I have an issue with how clearml logs checkpoints.
We have a training setup with pytorch-lightning + clearml, where we use lightning.pytorch.ModelCheckpoint
for model checkpointing. Now, I would like to use clearml.OutputModel
s for storing the model configuration and weights, but when I'm just using the ModelCheckpoint callback with top_k=1 (saving the best checkpoint, but with varying filenames) lightning figures out to remove the old checkpoint (say epoch_001.ckpt
) and store the new one ( epoch_002.ckpt
) instead. In ClearML, these two checkpoints show up as separate OutputModels and our fileserver gets overloaded.
I have written this simple extension of ModelCheckpoint
that supports the single-checkpoint case, but I would rather it be something built into ClearML. Custom code is cool, but creates friction when you have to override lots of hidden functions
from lightning import LightningModule, Trainer
from lightning.pytorch.callbacks import ModelCheckpoint
from clearml import Task, OutputModel
class ClearMLModelCheckpoint(ModelCheckpoint):
"""
Callback that extends the functionality of the `ModelCheckpoint` callback
for saving the best model during training using ClearML.
Args:
The same as `ModelCheckpoint`.
Notes:
- Currently only supports saving a single model.
"""
def on_train_start(self, trainer: Trainer, pl_module: LightningModule) -> None:
super().on_train_start(trainer, pl_module)

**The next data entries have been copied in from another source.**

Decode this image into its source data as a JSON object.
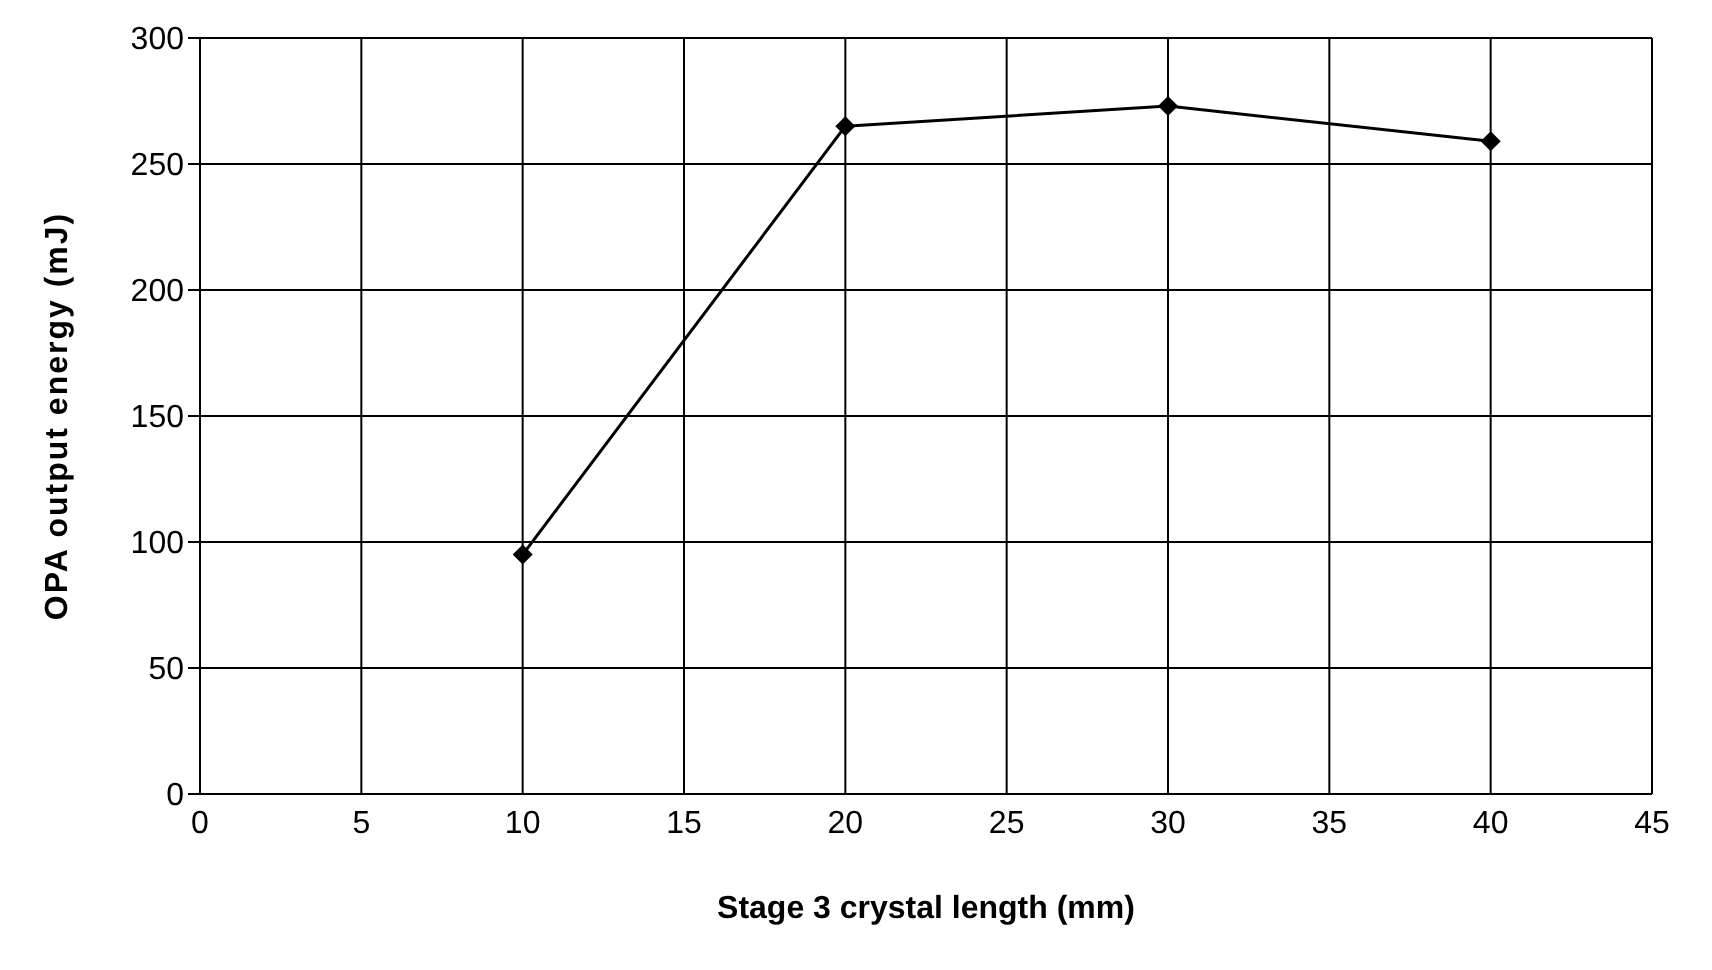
{
  "chart_data": {
    "type": "line",
    "xlabel": "Stage 3 crystal length (mm)",
    "ylabel": "OPA output energy (mJ)",
    "x": [
      10,
      20,
      30,
      40
    ],
    "series": [
      {
        "color": "#000000",
        "values": [
          95,
          265,
          273,
          259
        ]
      }
    ],
    "xlim": [
      0,
      45
    ],
    "xticks": [
      0,
      5,
      10,
      15,
      20,
      25,
      30,
      35,
      40,
      45
    ],
    "ylim": [
      0,
      300
    ],
    "yticks": [
      0,
      50,
      100,
      150,
      200,
      250,
      300
    ],
    "grid": true,
    "marker": "diamond",
    "line_style": "solid"
  }
}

task: Task = Task.current_task()
model_config = task.artifacts["configuration"].get()["model"]
self.output_model = OutputModel(task, config_dict=model_config)
def _save_checkpoint(self, trainer: Trainer, filepath: str) -> None:
super()._save_checkpoint(trainer, filepath)
self.output_model.update_weights(filepath)
Has anyone been working on something similar? Found a good solution for model checkpointing that doesn't include a parallel implementation of ModelCheckpoint
?